3. Con l’ultimo motivo si deduce la violazione di legge e dei principi di diritto (artt. 114, 115 e 118 disp. att. c.p.c.) in relazione all’applicazione del D.Lgs. n. 165 del 2001, art. 52. In pratica, si vuol sostenere che nella fattispecie non troverebbero applicazione i commi 4 e 5 di quest’ultima norma in materia di retribuibilità dell’espletamento di fatto delle mansioni superiori in quanto l’esercizio delle stesse sarebbe dipeso nel caso in esame da un formale provvedimento dell’amministrazione, con conseguente possibilità di riconoscimento del superiore inquadramento. Il motivo, che come è dato vedere contiene la denunzia di norme di legge, è, tuttavia, inammissibile in quanto a conclusione dello stesso non è formulato il prescritto quesito di diritto di cui all’art. 366-bis c.p.c. Si è, infatti, statuito (Cass. Sez. Lav. n. 4556 del 25/2/2009) che “l’art. 366-bis cod. proc, civ., nel prescrivere le modalità di formulazione dei motivi del ricorso in cassazione, comporta, ai fini della declaratoria di inammissibilità del ricorso medesimo, una diversa valutazione da parte del giudice di legittimità a seconda che si sia in presenza dei motivi previsti dall’art. 360 c.p.c., comma 1, nn. 1, 2, 3 e 4, ovvero del motivo previsto dal n. 5 della stessa disposizione. Nel primo caso ciascuna censura deve, all’esito della sua illustrazione, tradursi in un quesito di diritto, la cui enunciazione (e formalità espressiva) va funzionalizzata, come attestato dall’art. 384 cod. proc. civ., all’enunciazione del principio di diritto ovvero a “dieta” giurisprudenziali su questioni di diritto di particolare importanza, mentre, ove venga in rilievo il motivo di cui all’art. 360 cod. proc. civ., n. 5 (il cui oggetto riguarda il solo “iter” argomentativo della decisione impugnata), è richiesta una illustrazione che, pur libera da rigidità formali, si deve concretizzare in una esposizione chiara e sintetica del fatto controverso – in relazione al quale la motivazione si assume omessa o contraddittoria – ovvero delle ragioni per le quali la dedotta insufficienza rende inidonea la motivazione a giustificare la decisione.” Il ricorso va, pertanto, rigettato.
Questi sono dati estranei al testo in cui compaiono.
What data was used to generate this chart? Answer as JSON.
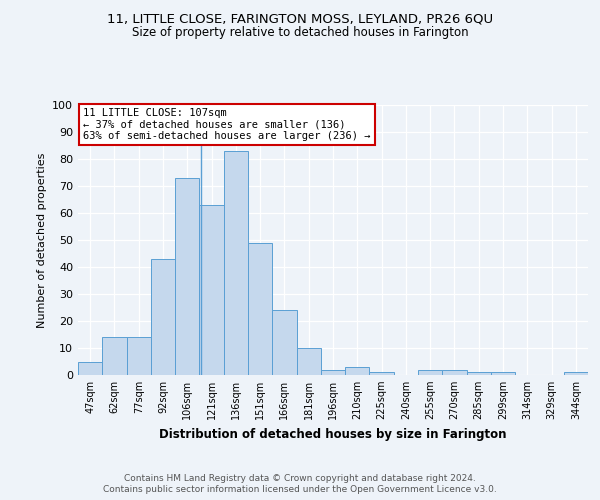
{
  "title1": "11, LITTLE CLOSE, FARINGTON MOSS, LEYLAND, PR26 6QU",
  "title2": "Size of property relative to detached houses in Farington",
  "xlabel": "Distribution of detached houses by size in Farington",
  "ylabel": "Number of detached properties",
  "bar_labels": [
    "47sqm",
    "62sqm",
    "77sqm",
    "92sqm",
    "106sqm",
    "121sqm",
    "136sqm",
    "151sqm",
    "166sqm",
    "181sqm",
    "196sqm",
    "210sqm",
    "225sqm",
    "240sqm",
    "255sqm",
    "270sqm",
    "285sqm",
    "299sqm",
    "314sqm",
    "329sqm",
    "344sqm"
  ],
  "bar_values": [
    5,
    14,
    14,
    43,
    73,
    63,
    83,
    49,
    24,
    10,
    2,
    3,
    1,
    0,
    2,
    2,
    1,
    1,
    0,
    0,
    1
  ],
  "bar_color": "#c5d8ed",
  "bar_edge_color": "#5a9fd4",
  "annotation_line1": "11 LITTLE CLOSE: 107sqm",
  "annotation_line2": "← 37% of detached houses are smaller (136)",
  "annotation_line3": "63% of semi-detached houses are larger (236) →",
  "annotation_box_color": "#ffffff",
  "annotation_box_edge": "#cc0000",
  "property_line_x": 4.55,
  "ylim": [
    0,
    100
  ],
  "yticks": [
    0,
    10,
    20,
    30,
    40,
    50,
    60,
    70,
    80,
    90,
    100
  ],
  "footer1": "Contains HM Land Registry data © Crown copyright and database right 2024.",
  "footer2": "Contains public sector information licensed under the Open Government Licence v3.0.",
  "bg_color": "#eef3f9",
  "plot_bg_color": "#eef3f9"
}
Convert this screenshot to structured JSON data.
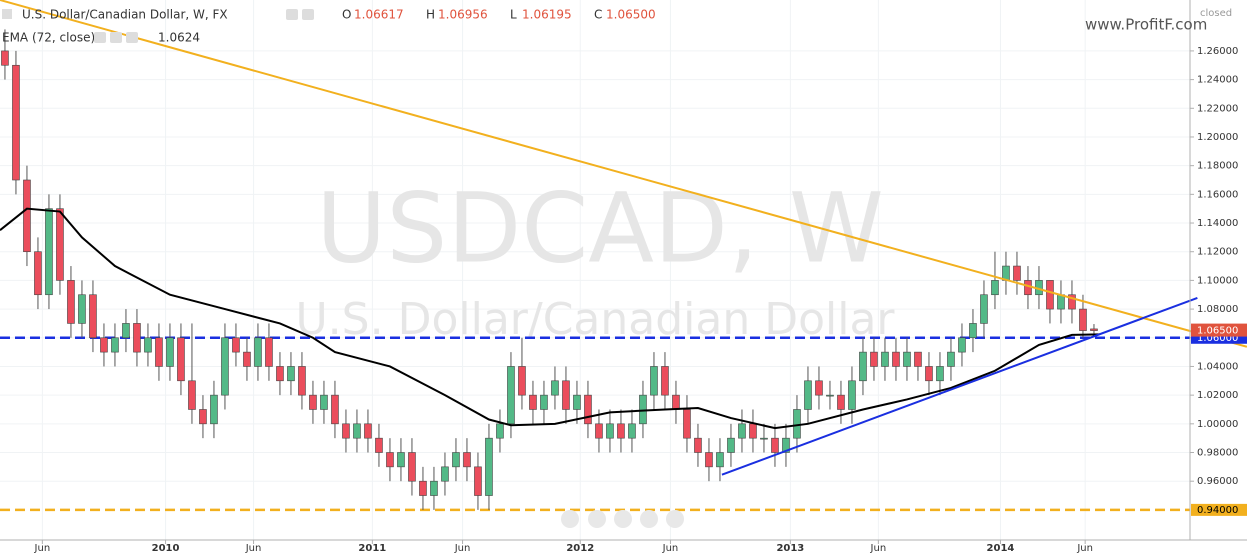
{
  "chart_data": {
    "type": "candlestick",
    "title": "U.S. Dollar/Canadian Dollar, W, FX",
    "ohlc_labels": [
      "O",
      "H",
      "L",
      "C"
    ],
    "ohlc_values": [
      "1.06617",
      "1.06956",
      "1.06195",
      "1.06500"
    ],
    "indicator": {
      "name": "EMA (72, close)",
      "value": "1.0624"
    },
    "watermark": [
      "USDCAD, W",
      "U.S. Dollar/Canadian Dollar"
    ],
    "brand": "www.ProfitF.com",
    "status": "closed",
    "up_color": "#53b987",
    "down_color": "#eb4d5c",
    "open": [
      1.26,
      1.25,
      1.17,
      1.12,
      1.09,
      1.15,
      1.1,
      1.07,
      1.09,
      1.06,
      1.05,
      1.06,
      1.07,
      1.05,
      1.06,
      1.04,
      1.06,
      1.03,
      1.01,
      1.0,
      1.02,
      1.06,
      1.05,
      1.04,
      1.06,
      1.04,
      1.03,
      1.04,
      1.02,
      1.01,
      1.02,
      1.0,
      0.99,
      1.0,
      0.99,
      0.98,
      0.97,
      0.98,
      0.96,
      0.95,
      0.96,
      0.97,
      0.98,
      0.97,
      0.95,
      0.99,
      1.0,
      1.04,
      1.02,
      1.01,
      1.02,
      1.03,
      1.01,
      1.02,
      1.0,
      0.99,
      1.0,
      0.99,
      1.0,
      1.02,
      1.04,
      1.02,
      1.01,
      0.99,
      0.98,
      0.97,
      0.98,
      0.99,
      1.0,
      0.99,
      0.99,
      0.98,
      0.99,
      1.01,
      1.03,
      1.02,
      1.02,
      1.01,
      1.03,
      1.05,
      1.04,
      1.05,
      1.04,
      1.05,
      1.04,
      1.03,
      1.04,
      1.05,
      1.06,
      1.07,
      1.09,
      1.1,
      1.11,
      1.1,
      1.09,
      1.1,
      1.08,
      1.09,
      1.08,
      1.06617
    ],
    "high": [
      1.275,
      1.26,
      1.18,
      1.13,
      1.16,
      1.16,
      1.11,
      1.1,
      1.1,
      1.07,
      1.07,
      1.08,
      1.08,
      1.07,
      1.07,
      1.07,
      1.07,
      1.07,
      1.02,
      1.03,
      1.07,
      1.07,
      1.06,
      1.07,
      1.07,
      1.05,
      1.05,
      1.05,
      1.03,
      1.03,
      1.03,
      1.01,
      1.01,
      1.01,
      1.0,
      0.99,
      0.99,
      0.99,
      0.97,
      0.97,
      0.98,
      0.99,
      0.99,
      0.98,
      1.0,
      1.01,
      1.05,
      1.06,
      1.03,
      1.03,
      1.04,
      1.04,
      1.03,
      1.03,
      1.01,
      1.01,
      1.01,
      1.01,
      1.03,
      1.05,
      1.05,
      1.03,
      1.02,
      1.0,
      0.99,
      0.99,
      1.0,
      1.01,
      1.01,
      1.0,
      1.0,
      1.0,
      1.02,
      1.04,
      1.04,
      1.03,
      1.03,
      1.04,
      1.06,
      1.06,
      1.06,
      1.06,
      1.06,
      1.05,
      1.05,
      1.05,
      1.06,
      1.07,
      1.08,
      1.1,
      1.12,
      1.12,
      1.12,
      1.11,
      1.11,
      1.1,
      1.1,
      1.1,
      1.09,
      1.06956
    ],
    "low": [
      1.24,
      1.16,
      1.11,
      1.08,
      1.08,
      1.09,
      1.06,
      1.06,
      1.05,
      1.04,
      1.04,
      1.05,
      1.04,
      1.04,
      1.03,
      1.03,
      1.02,
      1.0,
      0.99,
      0.99,
      1.01,
      1.04,
      1.03,
      1.03,
      1.03,
      1.02,
      1.02,
      1.01,
      1.0,
      1.0,
      0.99,
      0.98,
      0.98,
      0.98,
      0.97,
      0.96,
      0.96,
      0.95,
      0.94,
      0.94,
      0.95,
      0.96,
      0.96,
      0.94,
      0.94,
      0.98,
      0.99,
      1.01,
      1.0,
      1.0,
      1.01,
      1.0,
      1.0,
      0.99,
      0.98,
      0.98,
      0.98,
      0.98,
      0.99,
      1.01,
      1.01,
      1.0,
      0.98,
      0.97,
      0.96,
      0.96,
      0.97,
      0.98,
      0.98,
      0.98,
      0.97,
      0.97,
      0.98,
      1.0,
      1.01,
      1.01,
      1.0,
      1.0,
      1.02,
      1.03,
      1.03,
      1.03,
      1.03,
      1.03,
      1.02,
      1.02,
      1.03,
      1.04,
      1.05,
      1.06,
      1.08,
      1.09,
      1.09,
      1.08,
      1.08,
      1.07,
      1.07,
      1.07,
      1.06,
      1.06195
    ],
    "close": [
      1.25,
      1.17,
      1.12,
      1.09,
      1.15,
      1.1,
      1.07,
      1.09,
      1.06,
      1.05,
      1.06,
      1.07,
      1.05,
      1.06,
      1.04,
      1.06,
      1.03,
      1.01,
      1.0,
      1.02,
      1.06,
      1.05,
      1.04,
      1.06,
      1.04,
      1.03,
      1.04,
      1.02,
      1.01,
      1.02,
      1.0,
      0.99,
      1.0,
      0.99,
      0.98,
      0.97,
      0.98,
      0.96,
      0.95,
      0.96,
      0.97,
      0.98,
      0.97,
      0.95,
      0.99,
      1.0,
      1.04,
      1.02,
      1.01,
      1.02,
      1.03,
      1.01,
      1.02,
      1.0,
      0.99,
      1.0,
      0.99,
      1.0,
      1.02,
      1.04,
      1.02,
      1.01,
      0.99,
      0.98,
      0.97,
      0.98,
      0.99,
      1.0,
      0.99,
      0.99,
      0.98,
      0.99,
      1.01,
      1.03,
      1.02,
      1.02,
      1.01,
      1.03,
      1.05,
      1.04,
      1.05,
      1.04,
      1.05,
      1.04,
      1.03,
      1.04,
      1.05,
      1.06,
      1.07,
      1.09,
      1.1,
      1.11,
      1.1,
      1.09,
      1.1,
      1.08,
      1.09,
      1.08,
      1.065,
      1.065
    ],
    "ema": {
      "color": "#000000",
      "x": [
        -0.45,
        2,
        5,
        7,
        10,
        15,
        20,
        25,
        28,
        30,
        35,
        40,
        44,
        46,
        50,
        55,
        60,
        63,
        66,
        70,
        73,
        78,
        82,
        86,
        90,
        94,
        97,
        99.5
      ],
      "values": [
        1.135,
        1.15,
        1.148,
        1.13,
        1.11,
        1.09,
        1.08,
        1.07,
        1.06,
        1.05,
        1.04,
        1.02,
        1.003,
        0.999,
        1.0,
        1.008,
        1.01,
        1.011,
        1.004,
        0.997,
        1.0,
        1.01,
        1.017,
        1.025,
        1.037,
        1.055,
        1.062,
        1.0624
      ]
    },
    "trendlines": [
      {
        "color": "#f2b01e",
        "x": [
          -0.45,
          112.9
        ],
        "y": [
          1.2955,
          1.0537
        ]
      },
      {
        "color": "#1a2fe0",
        "x": [
          65.18,
          108.4
        ],
        "y": [
          0.9645,
          1.0878
        ]
      }
    ],
    "hlines": [
      {
        "color": "#1a2fe0",
        "value": 1.06,
        "label": "1.06000"
      },
      {
        "color": "#f2b01e",
        "value": 0.94,
        "label": "0.94000"
      }
    ],
    "last_price": {
      "value": 1.065,
      "label": "1.06500",
      "color": "#e0533d"
    },
    "xlim": [
      -0.45,
      107.73
    ],
    "ylim": [
      0.919,
      1.2955
    ],
    "xticks": [
      {
        "value": 3.4,
        "label": "Jun"
      },
      {
        "value": 14.6,
        "label": "2010"
      },
      {
        "value": 22.6,
        "label": "Jun"
      },
      {
        "value": 33.4,
        "label": "2011"
      },
      {
        "value": 41.6,
        "label": "Jun"
      },
      {
        "value": 52.3,
        "label": "2012"
      },
      {
        "value": 60.5,
        "label": "Jun"
      },
      {
        "value": 71.4,
        "label": "2013"
      },
      {
        "value": 79.4,
        "label": "Jun"
      },
      {
        "value": 90.5,
        "label": "2014"
      },
      {
        "value": 98.2,
        "label": "Jun"
      }
    ],
    "yticks": [
      {
        "value": 0.96,
        "label": "0.96000"
      },
      {
        "value": 0.98,
        "label": "0.98000"
      },
      {
        "value": 1.0,
        "label": "1.00000"
      },
      {
        "value": 1.02,
        "label": "1.02000"
      },
      {
        "value": 1.04,
        "label": "1.04000"
      },
      {
        "value": 1.06,
        "label": "1.06000"
      },
      {
        "value": 1.08,
        "label": "1.08000"
      },
      {
        "value": 1.1,
        "label": "1.10000"
      },
      {
        "value": 1.12,
        "label": "1.12000"
      },
      {
        "value": 1.14,
        "label": "1.14000"
      },
      {
        "value": 1.16,
        "label": "1.16000"
      },
      {
        "value": 1.18,
        "label": "1.18000"
      },
      {
        "value": 1.2,
        "label": "1.20000"
      },
      {
        "value": 1.22,
        "label": "1.22000"
      },
      {
        "value": 1.24,
        "label": "1.24000"
      },
      {
        "value": 1.26,
        "label": "1.26000"
      }
    ],
    "grid": true
  }
}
Le spese del presente giudizio seguono la soccombenza del ricorrente e vanno poste a suo carico nella misura liquidata come da dispositivo.

P.Q.M.

La Corte rigetta il ricorso e condanna il ricorrente alle spese del presente giudizio nella misura di Euro 2000,00 per onorario, oltre Euro 30,00 per esborsi, nonchè IVA, CPA e spese generali ai sensi di legge.

Così deciso in Roma, il 13 luglio 2011.